Erreurs courantes pour les expatriés américains en Suisse
Erreurs fréquentes
- Oubli du FBAR : l’obligation FBAR s’applique indépendamment du niveau de revenu. Même un dépassement temporaire du seuil de USD 10’000 déclenche l’obligation de déclaration. La pénalité pour non-dépôt intentionnel peut atteindre 50 % du solde du compte par infraction.
- Fonds suisses comme PFICs : de nombreux fonds de placement suisses (fonds d’investissement et ETF de droit suisse) sont considérés comme des Passive Foreign Investment Companies (PFIC) selon le droit fiscal américain. Ceux-ci sont soumis à un régime fiscal américain extrêmement défavorable et peuvent entraîner d’importants rappels d’impôts américains et des obligations déclaratives complexes. Les fonds de droit américain sont généralement préférables.

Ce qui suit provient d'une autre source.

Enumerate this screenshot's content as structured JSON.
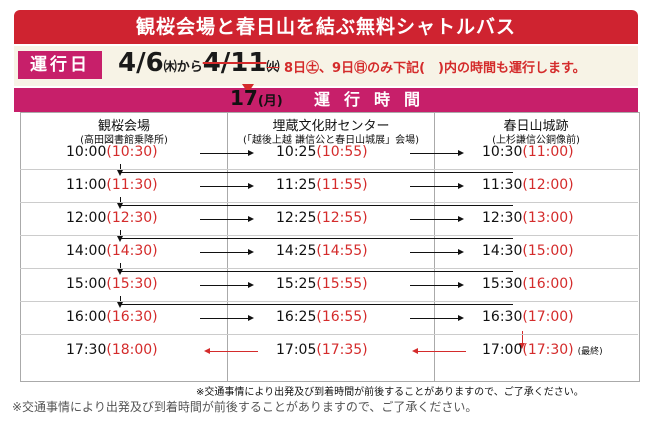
{
  "banner": {
    "title": "観桜会場と春日山を結ぶ無料シャトルバス"
  },
  "operation": {
    "badge": "運行日",
    "date_start": "4/6",
    "date_start_day": "㈭",
    "from": "から",
    "date_end": "4/11",
    "date_end_day": "㈫",
    "note": "8日㊏、9日㊐のみ下記(　)内の時間も運行します。",
    "new_end": "17",
    "new_end_day": "(月)"
  },
  "hours_bar": {
    "label": "運行時間"
  },
  "stops": [
    {
      "name": "観桜会場",
      "sub": "(高田図書館乗降所)"
    },
    {
      "name": "埋蔵文化財センター",
      "sub": "(「越後上越 謙信公と春日山城展」会場)"
    },
    {
      "name": "春日山城跡",
      "sub": "(上杉謙信公銅像前)"
    }
  ],
  "timetable": [
    [
      "10:00",
      "(10:30)",
      "10:25",
      "(10:55)",
      "10:30",
      "(11:00)"
    ],
    [
      "11:00",
      "(11:30)",
      "11:25",
      "(11:55)",
      "11:30",
      "(12:00)"
    ],
    [
      "12:00",
      "(12:30)",
      "12:25",
      "(12:55)",
      "12:30",
      "(13:00)"
    ],
    [
      "14:00",
      "(14:30)",
      "14:25",
      "(14:55)",
      "14:30",
      "(15:00)"
    ],
    [
      "15:00",
      "(15:30)",
      "15:25",
      "(15:55)",
      "15:30",
      "(16:00)"
    ],
    [
      "16:00",
      "(16:30)",
      "16:25",
      "(16:55)",
      "16:30",
      "(17:00)"
    ],
    [
      "17:30",
      "(18:00)",
      "17:05",
      "(17:35)",
      "17:00",
      "(17:30)"
    ]
  ],
  "final_note": "(最終)",
  "small_note": "※交通事情により出発及び到着時間が前後することがありますので、ご了承ください。",
  "footer": "※交通事情により出発及び到着時間が前後することがありますので、ご了承ください。",
  "colors": {
    "banner": "#cf2330",
    "accent": "#c71f6a",
    "alt_time": "#d42b2b"
  }
}
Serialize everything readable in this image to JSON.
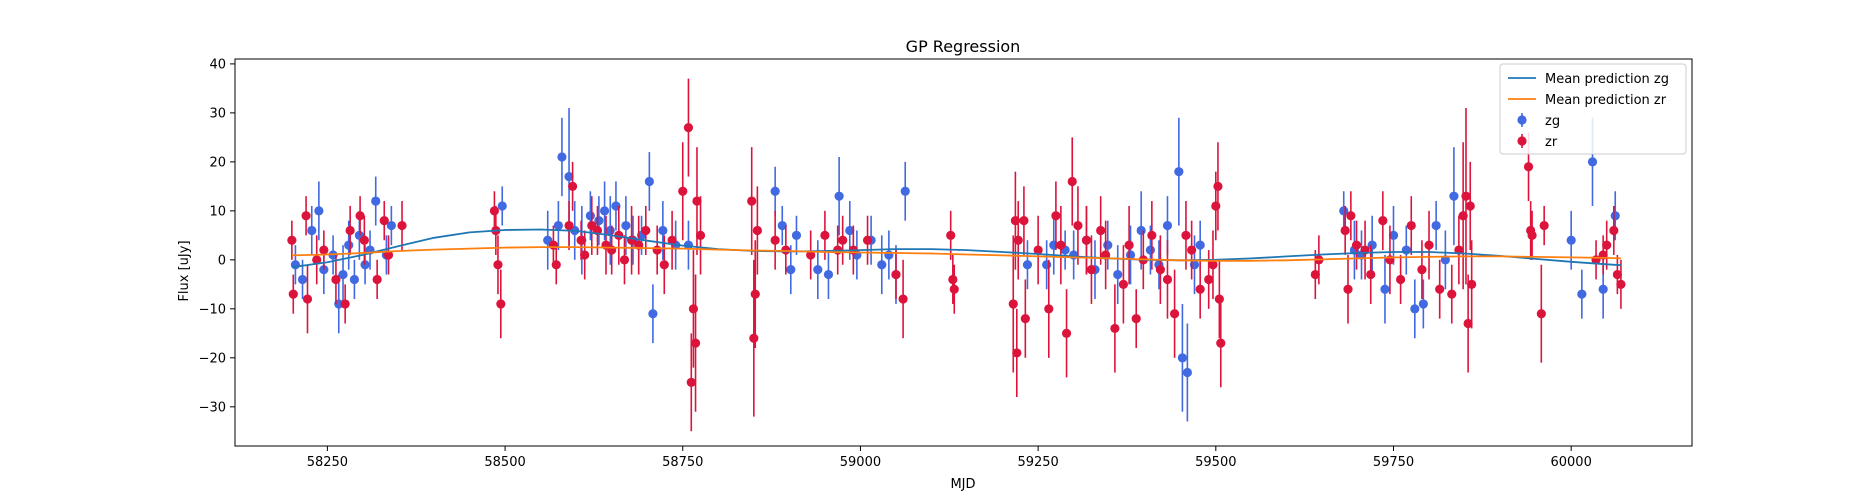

- Cotisations pilier 3a négligées : les citoyens américains ne peuvent pas déduire les cotisations pilier 3a dans leur déclaration américaine, mais doivent déclarer annuellement les revenus générés au sein du compte.
- Oubli de la conversion de devises : tous les montants doivent être convertis en USD pour la déclaration américaine. L’IRS accepte tout taux de change publié et cohérent.
- Révocation de la FEIE sans stratégie : une FEIE révoquée ne peut généralement pas être réclamée pendant 5 ans (le Revocation Trap).
- Non-dépôt en l’absence de dette fiscale : même si aucun impôt américain n’est dû après application de la FEIE et de la FTC, l’obligation de déposer le Form 1040 – et le FBAR le cas échéant – subsiste.
- Impôts d’État américains : certains États (p. ex. Californie, New York) continuent d’imposer les revenus des personnes qui y conservent des attaches, même si elles vivent à l’étranger.
Conseils
- Streamlined Filing Procedures : les personnes qui n’ont pas déposé de déclarations américaines par inadvertance peuvent déposer jusqu’à 3 ans de déclarations et 6 ans de FBARs via l’IRS Streamlined Foreign Offshore Procedure (SFOP), généralement sans pénalité.
- Conseils spécialisés : le droit fiscal américain pour expatriés est un domaine hautement spécialisé. La combinaison avec le droit fiscal suisse exige des conseillers connaîssant les deux systèmes. Les Enrolled Agents (EA) ou CPAs à vocation internationale, ainsi que les conseillers fiscaux suisses ayant une expérience américaine, sont recommandés.
- Risque de change et planification fiscale : lorsque le salaire est versé en CHF mais que la dette fiscale américaine est en USD, les fluctuations de change peuvent influencer la charge fiscale effective. Une planification de fin d’année peut aider.
Conclusion
En tant que citoyen américain en Suisse, vous naviguez entre deux systèmes fiscaux complexes. Les points essentiels en résumé :
- L’obligation fiscale américaine s’applique toujours, quelle que soit la résidence – même en l’absence de dette fiscale américaine, le Form 1040 et, le cas échéant, le FBAR doivent être déposés.
- La FEIE (jusqu’à USD 130’000 par personne pour 2025) et le crédit d’impôt étranger sont les principaux instruments pour éviter la double imposition – en Suisse, la FTC est souvent plus avantageuse.
- Le FBAR (seuil USD 10’000) et le Form 8938 (seuils plus élevés pour les personnes américaines vivant à l’étranger) sont des obligations déclaratives distinctes avec un potentiel de sanctions important.
- L’accord de totalisation évite la double cotisation sociale.
- Les fonds de placement suisses et les comptes pilier 3a peuvent être problématiques du point de vue fiscal américain.
- En raison de la complexité des deux systèmes, un conseil professionnel auprès d’un spécialiste des expatriés américains est vivement recommandé.